A proposta de Paulinho, protocolada nesta quinta-feira (27), se vende como uma defesa da soberania brasileira. Mas até que ponto o projeto realmente protege as instituições do país ou apenas se insere em um jogo político de retaliações vazias?
Diplomacia ou espetáculo?
O projeto surge logo após o Comitê Judiciário da Câmara dos Representantes dos EUA aprovar uma medida que busca impedir Moraes de entrar no país. O argumento dos parlamentares norte-americanos é que o ministro estaria violando a liberdade de expressão ao mandar remover conteúdos e perfis nas redes sociais.
A resposta de Paulinho da Força soa como um espelho: se os EUA querem barrar Moraes, o Brasil pode barrar estrangeiros que, de alguma forma, atentem contra suas autoridades. No entanto, a questão central é: quantos estrangeiros se encaixam nessa definição? O projeto, na prática, pode ter um impacto real ou é apenas um gesto simbólico para marcar posição em uma disputa internacional que pouco influencia a vida da população brasileira?
O perigo das generalizações
O texto do projeto abre margem para interpretações amplas e subjetivas. O que significa exatamente “atuar contra instituições brasileiras”? Críticas a decisões judiciais, feitas por estrangeiros, seriam motivo suficiente para barrar sua entrada no Brasil? Se esse critério for aplicado de maneira ampla, o país corre o risco de adotar restrições autoritárias semelhantes às que tanto critica em outros governos.
Além disso, o debate revela uma contradição: ao mesmo tempo que políticos brasileiros denunciam medidas externas como interferência indevida na soberania nacional, propõem regras que podem ser vistas como uma tentativa de controle arbitrário sobre quem pode ou não entrar no Brasil com base em opiniões políticas.

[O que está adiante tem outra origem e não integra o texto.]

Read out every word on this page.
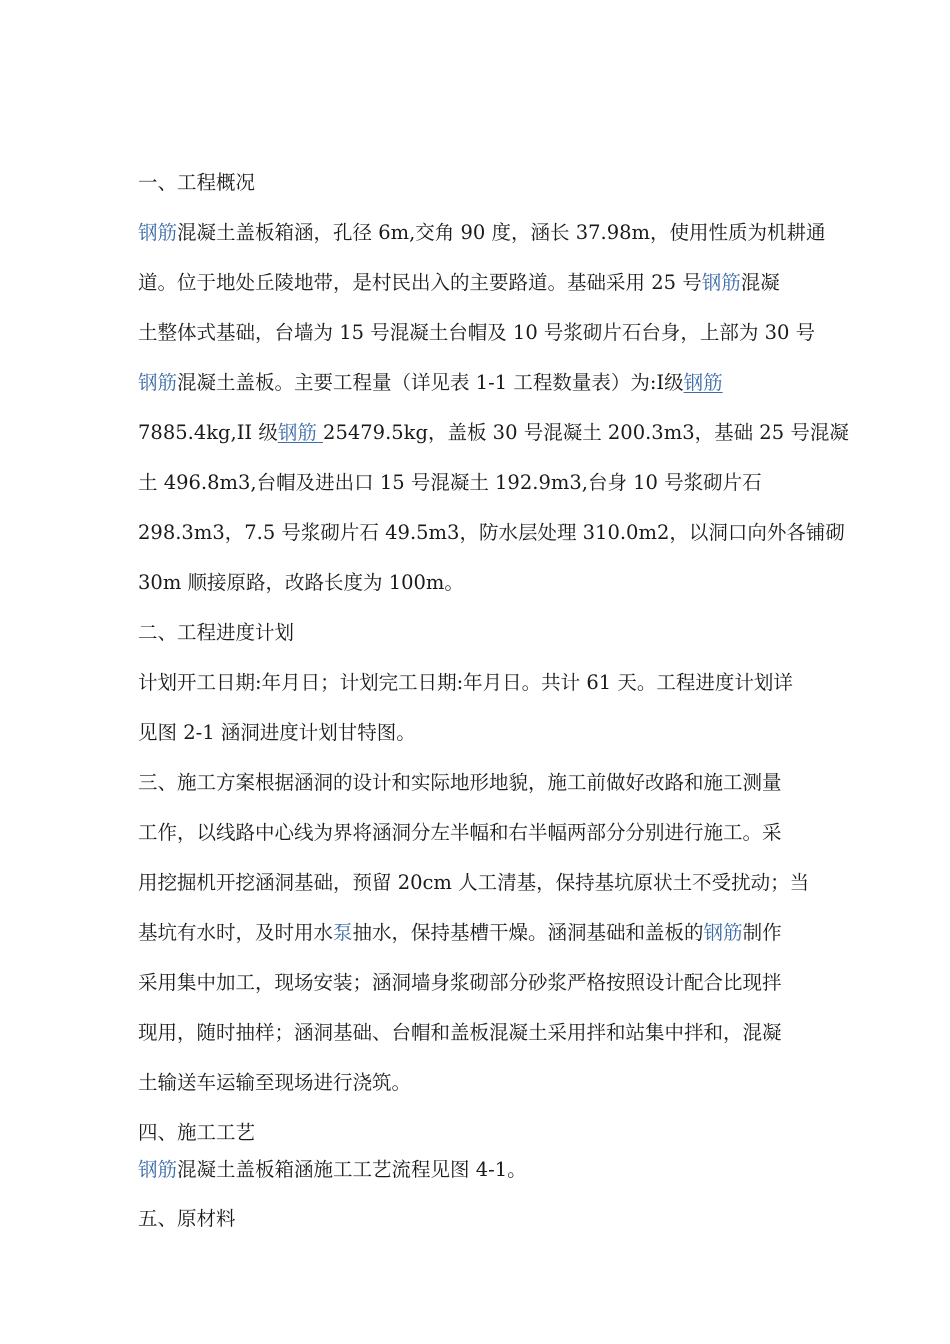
一、工程概况
钢筋混凝土盖板箱涵，孔径 6m,交角 90 度，涵长 37.98m，使用性质为机耕通
道。位于地处丘陵地带，是村民出入的主要路道。基础采用 25 号钢筋混凝
土整体式基础，台墙为 15 号混凝土台帽及 10 号浆砌片石台身，上部为 30 号
钢筋混凝土盖板。主要工程量（详见表 1-1 工程数量表）为:Ⅰ级钢筋
7885.4kg,II 级钢筋 25479.5kg，盖板 30 号混凝土 200.3m3，基础 25 号混凝
土 496.8m3,台帽及进出口 15 号混凝土 192.9m3,台身 10 号浆砌片石
298.3m3，7.5 号浆砌片石 49.5m3，防水层处理 310.0m2，以洞口向外各铺砌
30m 顺接原路，改路长度为 100m。
二、工程进度计划
计划开工日期:年月日；计划完工日期:年月日。共计 61 天。工程进度计划详
见图 2-1 涵洞进度计划甘特图。
三、施工方案根据涵洞的设计和实际地形地貌，施工前做好改路和施工测量
工作，以线路中心线为界将涵洞分左半幅和右半幅两部分分别进行施工。采
用挖掘机开挖涵洞基础，预留 20cm 人工清基，保持基坑原状土不受扰动；当
基坑有水时，及时用水泵抽水，保持基槽干燥。涵洞基础和盖板的钢筋制作
采用集中加工，现场安装；涵洞墙身浆砌部分砂浆严格按照设计配合比现拌
现用，随时抽样；涵洞基础、台帽和盖板混凝土采用拌和站集中拌和，混凝
土输送车运输至现场进行浇筑。
四、施工工艺
钢筋混凝土盖板箱涵施工工艺流程见图 4-1。
五、原材料
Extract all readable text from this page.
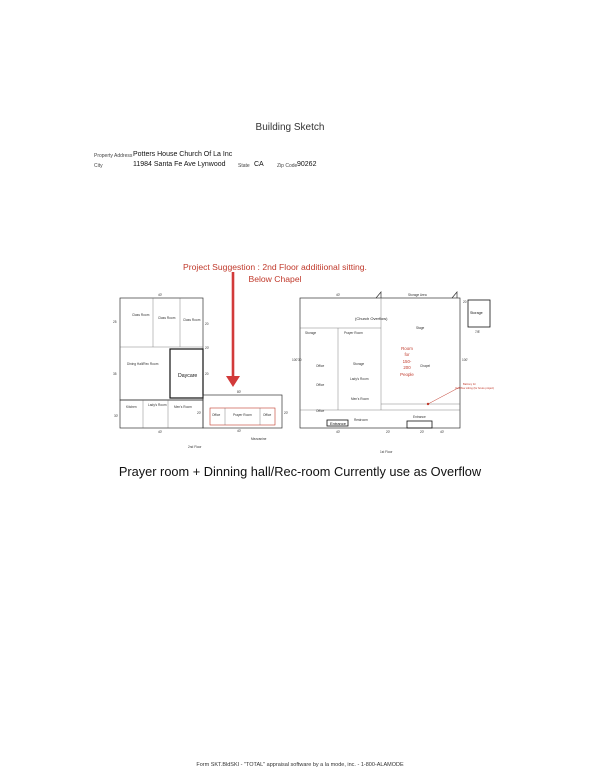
Building Sketch
Property Address Potters House Church Of La Inc
City	11984 Santa Fe Ave Lynwood	State CA	Zip Code 90262
Project Suggestion : 2nd Floor additiional sitting.
Below Chapel
Class Room
Class Room Class Room
Dining Hall/Rec Room
Daycare
Kitchen	Lady's Room Men's Room
Office	Prayer Room	Office
40'
20'
40'
30'
40'
20'
80'
20'
25
35	20
20
30
20
2nd Floor
Mezzanine
Storage	Prayer Room
(Church Overflow)
Office	Storage
Lady's Room
Office
Men's Room
Office
Restroom
Entrance
Storage Area
Stage
Chapel
Entrance
Storage
Room
for
150-
200
People
Balcony for
Overflow sitting (for future project)
40'
100'
40'	20'
100'
20'	40'
7/8'
1st Floor
Prayer room + Dinning hall/Rec-room Currently use as Overflow
Form SKT.BldSKI - "TOTAL" appraisal software by a la mode, inc. - 1-800-ALAMODE
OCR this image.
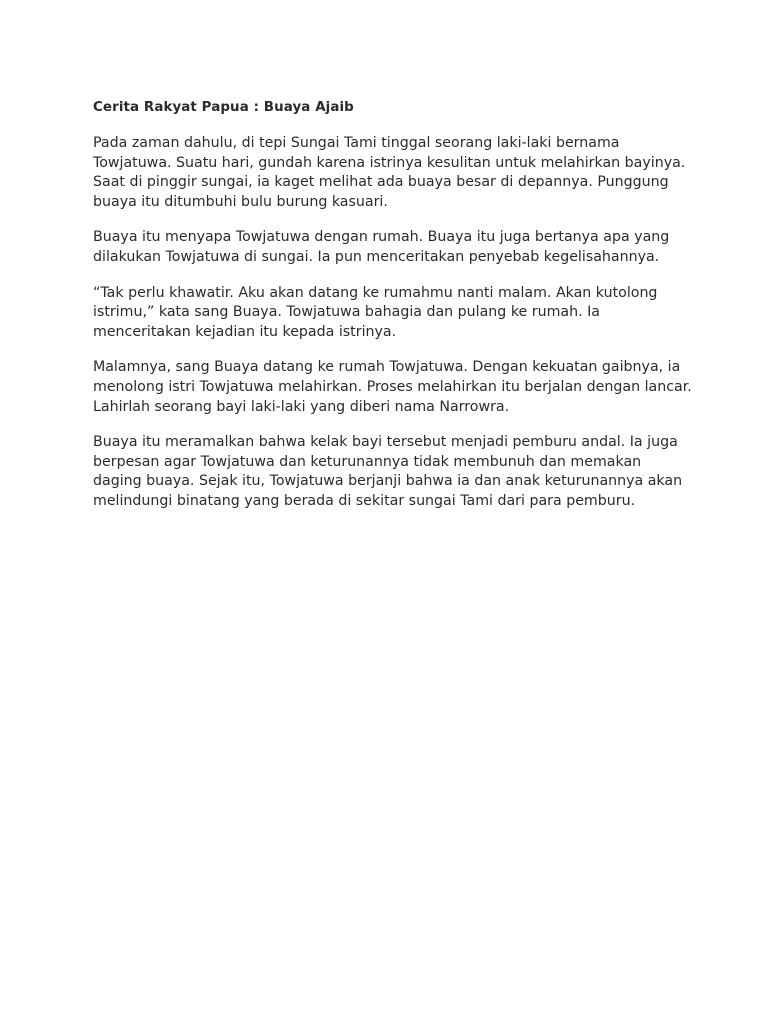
Cerita Rakyat Papua : Buaya Ajaib

Pada zaman dahulu, di tepi Sungai Tami tinggal seorang laki-laki bernama Towjatuwa. Suatu hari, gundah karena istrinya kesulitan untuk melahirkan bayinya. Saat di pinggir sungai, ia kaget melihat ada buaya besar di depannya. Punggung buaya itu ditumbuhi bulu burung kasuari.

Buaya itu menyapa Towjatuwa dengan rumah. Buaya itu juga bertanya apa yang dilakukan Towjatuwa di sungai. Ia pun menceritakan penyebab kegelisahannya.

“Tak perlu khawatir. Aku akan datang ke rumahmu nanti malam. Akan kutolong istrimu,” kata sang Buaya. Towjatuwa bahagia dan pulang ke rumah. Ia menceritakan kejadian itu kepada istrinya.

Malamnya, sang Buaya datang ke rumah Towjatuwa. Dengan kekuatan gaibnya, ia menolong istri Towjatuwa melahirkan. Proses melahirkan itu berjalan dengan lancar. Lahirlah seorang bayi laki-laki yang diberi nama Narrowra.

Buaya itu meramalkan bahwa kelak bayi tersebut menjadi pemburu andal. Ia juga berpesan agar Towjatuwa dan keturunannya tidak membunuh dan memakan daging buaya. Sejak itu, Towjatuwa berjanji bahwa ia dan anak keturunannya akan melindungi binatang yang berada di sekitar sungai Tami dari para pemburu.
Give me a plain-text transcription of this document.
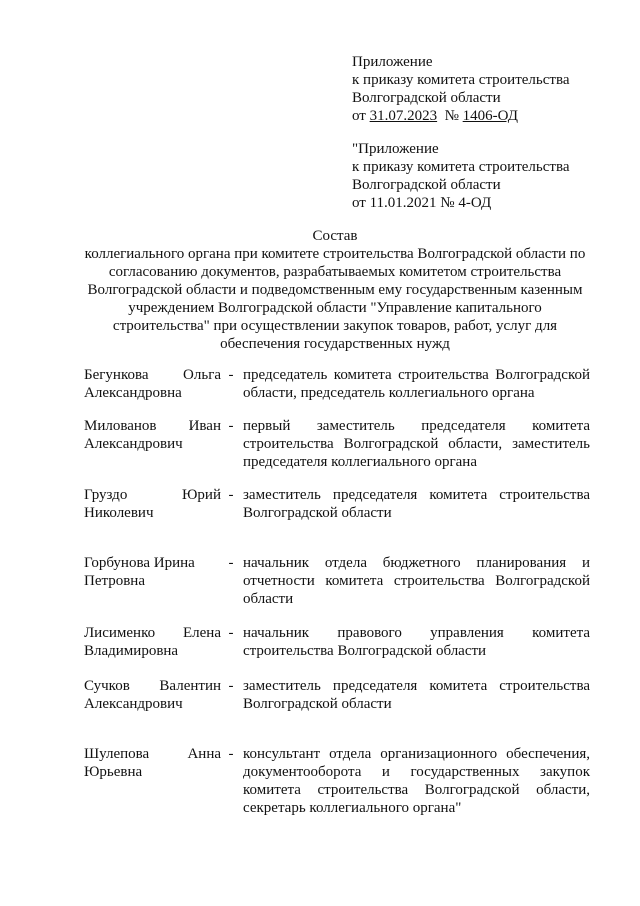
Приложение
к приказу комитета строительства
Волгоградской области
от 31.07.2023 № 1406-ОД
"Приложение
к приказу комитета строительства
Волгоградской области
от 11.01.2021 № 4-ОД
Состав
коллегиального органа при комитете строительства Волгоградской области по
согласованию документов, разрабатываемых комитетом строительства
Волгоградской области и подведомственным ему государственным казенным
учреждением Волгоградской области "Управление капитального
строительства" при осуществлении закупок товаров, работ, услуг для
обеспечения государственных нужд
Бегункова Ольга
Александровна
- председатель комитета строительства Волгоградской области, председатель коллегиального органа
Милованов Иван
Александрович
- первый заместитель председателя комитета строительства Волгоградской области, заместитель председателя коллегиального органа
Груздо	Юрий
Николевич
- заместитель председателя комитета строительства Волгоградской области
Горбунова Ирина
Петровна
- начальник отдела бюджетного планирования и отчетности комитета строительства Волгоградской области
Лисименко Елена
Владимировна
- начальник правового управления комитета строительства Волгоградской области
Сучков Валентин
Александрович
- заместитель председателя комитета строительства Волгоградской области
Шулепова	Анна
Юрьевна
- консультант отдела организационного обеспечения, документооборота и государственных закупок комитета строительства Волгоградской области, секретарь коллегиального органа"
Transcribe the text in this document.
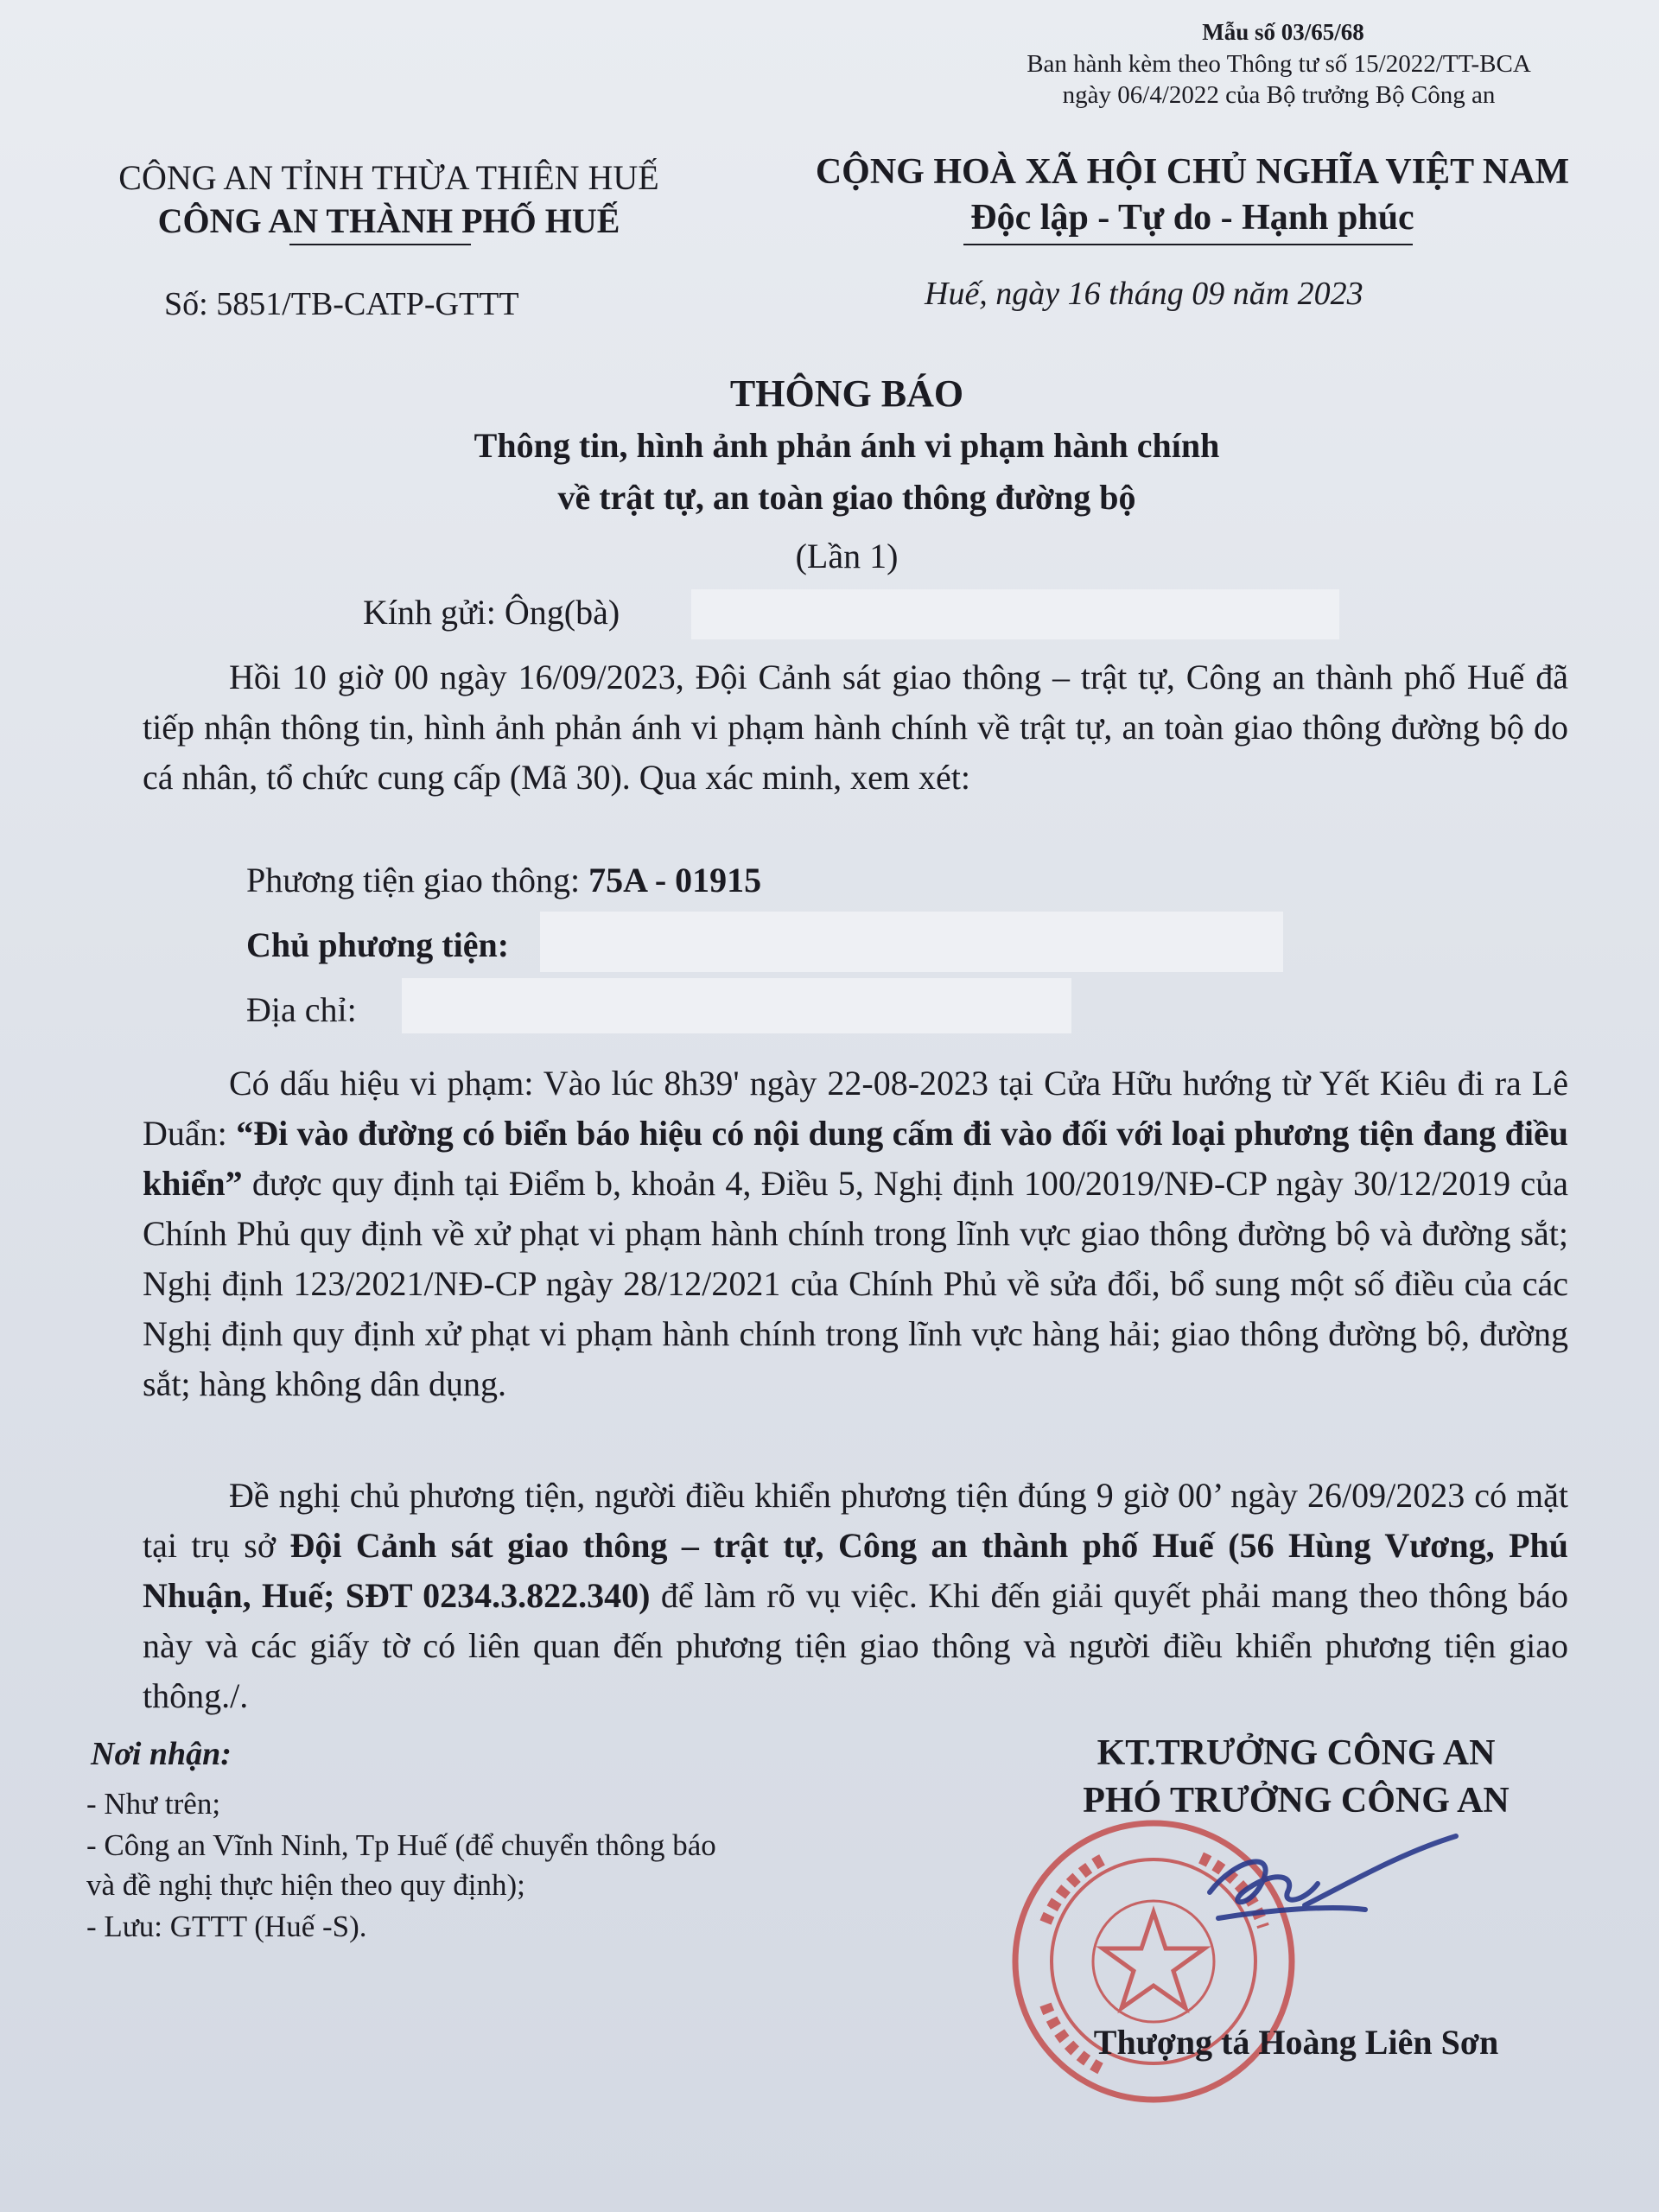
Mẫu số 03/65/68
Ban hành kèm theo Thông tư số 15/2022/TT-BCA
ngày 06/4/2022 của Bộ trưởng Bộ Công an
CÔNG AN TỈNH THỪA THIÊN HUẾ
CÔNG AN THÀNH PHỐ HUẾ
CỘNG HOÀ XÃ HỘI CHỦ NGHĨA VIỆT NAM
Độc lập - Tự do - Hạnh phúc
Số: 5851/TB-CATP-GTTT	Huế, ngày 16 tháng 09 năm 2023
THÔNG BÁO
Thông tin, hình ảnh phản ánh vi phạm hành chính
về trật tự, an toàn giao thông đường bộ
(Lần 1)
Kính gửi: Ông(bà)
Hồi 10 giờ 00 ngày 16/09/2023, Đội Cảnh sát giao thông – trật tự, Công an thành phố Huế đã tiếp nhận thông tin, hình ảnh phản ánh vi phạm hành chính về trật tự, an toàn giao thông đường bộ do cá nhân, tổ chức cung cấp (Mã 30). Qua xác minh, xem xét:
Phương tiện giao thông: 75A - 01915
Chủ phương tiện:
Địa chỉ:
Có dấu hiệu vi phạm: Vào lúc 8h39' ngày 22-08-2023 tại Cửa Hữu hướng từ Yết Kiêu đi ra Lê Duẩn: “Đi vào đường có biển báo hiệu có nội dung cấm đi vào đối với loại phương tiện đang điều khiển” được quy định tại Điểm b, khoản 4, Điều 5, Nghị định 100/2019/NĐ-CP ngày 30/12/2019 của Chính Phủ quy định về xử phạt vi phạm hành chính trong lĩnh vực giao thông đường bộ và đường sắt; Nghị định 123/2021/NĐ-CP ngày 28/12/2021 của Chính Phủ về sửa đổi, bổ sung một số điều của các Nghị định quy định xử phạt vi phạm hành chính trong lĩnh vực hàng hải; giao thông đường bộ, đường sắt; hàng không dân dụng.
Đề nghị chủ phương tiện, người điều khiển phương tiện đúng 9 giờ 00’ ngày 26/09/2023 có mặt tại trụ sở Đội Cảnh sát giao thông – trật tự, Công an thành phố Huế (56 Hùng Vương, Phú Nhuận, Huế; SĐT 0234.3.822.340) để làm rõ vụ việc. Khi đến giải quyết phải mang theo thông báo này và các giấy tờ có liên quan đến phương tiện giao thông và người điều khiển phương tiện giao thông./.
Nơi nhận:
- Như trên;
- Công an Vĩnh Ninh, Tp Huế (để chuyển thông báo
và đề nghị thực hiện theo quy định);
- Lưu: GTTT (Huế -S).
KT.TRƯỞNG CÔNG AN
PHÓ TRƯỞNG CÔNG AN
Thượng tá Hoàng Liên Sơn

Mais um projeto para ficar na gaveta?
Para virar lei, o projeto precisa passar pela Câmara, pelo Senado e ser sancionado pelo presidente Luiz Inácio Lula da Silva (PT). Diante das prioridades políticas e econômicas do Congresso, a proposta de Paulinho da Força parece ter mais chances de virar manchete do que de realmente avançar.
O episódio reforça como, muitas vezes, políticos usam o debate sobre soberania não para proteger efetivamente o país, mas para alimentar batalhas ideológicas que rendem engajamento e visibilidade. Se a intenção fosse realmente fortalecer as instituições brasileiras, o caminho mais produtivo seria investir no fortalecimento interno da democracia, e não em um projeto reativo que, na prática, pouco acrescenta à vida dos brasileiros.